Morris Birkbeck and the Making of an Antislavery Freedom

Friday, January 9, 2026: 8:30 AM
Salon 3 (Palmer House Hilton)
Graham A. Peck, University of Illinois Springfield
From 1822 to 1824, Illinois witnessed a remarkable debate over slavery and freedom. Illinois’ territorial law had permitted an indirect form of slavery through indentured servitude. Although the state’s constitution in 1818 largely prohibited further indentures, proslavery politicians in 1822 sought to legalize slavery by authorizing a referendum on whether to hold a constitutional convention. The debate raged for eighteen months, deeply dividing Illinois’ electorate. Only a concerted antislavery ideological campaign and a late surge of antislavery immigrants into the state won the day. The Illinois contest, hard on the heels of Missouri’s controversial admission to the Union as a slave state, laid bare the need for northerners to defend an antislavery conception of freedom. Slavery’s evangelists in America now promoted a proslavery version.

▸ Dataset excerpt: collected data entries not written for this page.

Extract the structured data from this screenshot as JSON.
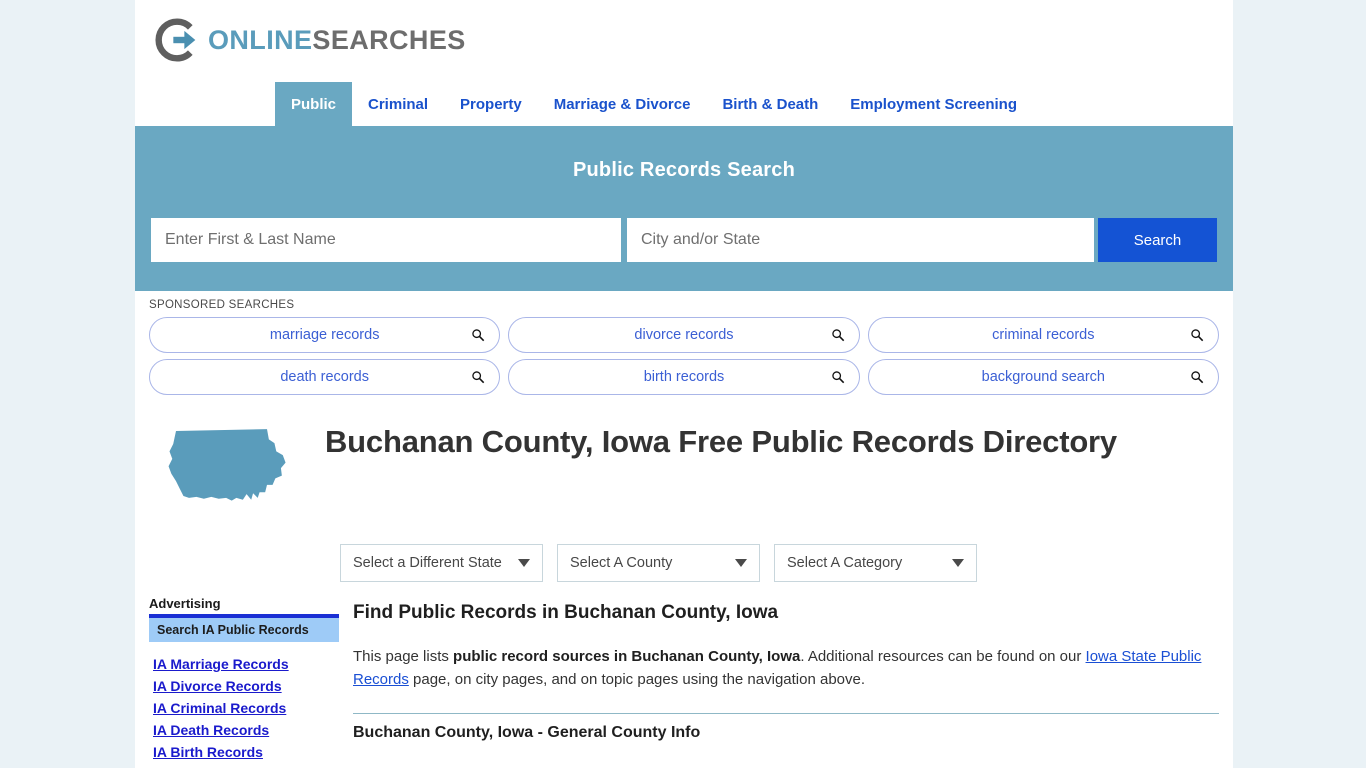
{
  "brand": {
    "name_part1": "ONLINE",
    "name_part2": "SEARCHES",
    "logo_icon": "circle-arrow-icon",
    "accent_color": "#5a9cbb",
    "gray_color": "#6d6d6d"
  },
  "nav": {
    "items": [
      {
        "label": "Public",
        "active": true
      },
      {
        "label": "Criminal",
        "active": false
      },
      {
        "label": "Property",
        "active": false
      },
      {
        "label": "Marriage & Divorce",
        "active": false
      },
      {
        "label": "Birth & Death",
        "active": false
      },
      {
        "label": "Employment Screening",
        "active": false
      }
    ],
    "link_color": "#1a52cc",
    "active_bg": "#6aa8c2"
  },
  "search": {
    "heading": "Public Records Search",
    "name_placeholder": "Enter First & Last Name",
    "name_value": "",
    "city_placeholder": "City and/or State",
    "city_value": "",
    "button_label": "Search",
    "banner_color": "#6aa8c2",
    "button_color": "#1453d4"
  },
  "sponsored": {
    "label": "SPONSORED SEARCHES",
    "chips": [
      {
        "label": "marriage records",
        "icon": "search-icon"
      },
      {
        "label": "divorce records",
        "icon": "search-icon"
      },
      {
        "label": "criminal records",
        "icon": "search-icon"
      },
      {
        "label": "death records",
        "icon": "search-icon"
      },
      {
        "label": "birth records",
        "icon": "search-icon"
      },
      {
        "label": "background search",
        "icon": "search-icon"
      }
    ]
  },
  "page": {
    "title": "Buchanan County, Iowa Free Public Records Directory",
    "state_map_icon": "iowa-state-map-icon",
    "state_map_color": "#5a9cbb"
  },
  "selects": [
    {
      "label": "Select a Different State",
      "name": "state-select"
    },
    {
      "label": "Select A County",
      "name": "county-select"
    },
    {
      "label": "Select A Category",
      "name": "category-select"
    }
  ],
  "sidebar": {
    "advertising_label": "Advertising",
    "ad_box_label": "Search IA Public Records",
    "links": [
      "IA Marriage Records",
      "IA Divorce Records",
      "IA Criminal Records",
      "IA Death Records",
      "IA Birth Records"
    ]
  },
  "main": {
    "section_heading": "Find Public Records in Buchanan County, Iowa",
    "intro_prefix": "This page lists ",
    "intro_bold": "public record sources in Buchanan County, Iowa",
    "intro_middle": ". Additional resources can be found on our ",
    "intro_link": "Iowa State Public Records",
    "intro_suffix": " page, on city pages, and on topic pages using the navigation above.",
    "subsection_heading": "Buchanan County, Iowa - General County Info"
  }
}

Morris Birkbeck played a key role in developing an antislavery idea of freedom. An English immigrant, Birkbeck settled in Illinois Territory in 1817. He admired America’s republican experiment, and in two widely read books encouraged Englishmen to become Americans. However, he disdained slavery, calling it a “foul blotch” on American republicanism. Unsurprisingly, Birkbeck enlisted his pen against slavery in Illinois. He wrote a lengthy pamphlet and several letters under his own name, and more than ten newspaper articles under a pen name. Combined, his writings represent a significant and sustained intellectual effort to explain why freedom precluded slavery. He drew on political economy, political theory, Christianity, and American nationalism to argue against slavery but, just as importantly, defined freedom as a universal condition that transcended “color” and protected everyone from “oppression.” He therefore urged Illinois’ citizens to sustain “true liberty” and preserve “our country!” Strikingly, many of his ideas foreshadowed Abraham Lincoln’s rhetorical appeals. For Birkbeck, as for Lincoln, slavery and freedom were irreconcilable opposites—and freedom needed to prevail.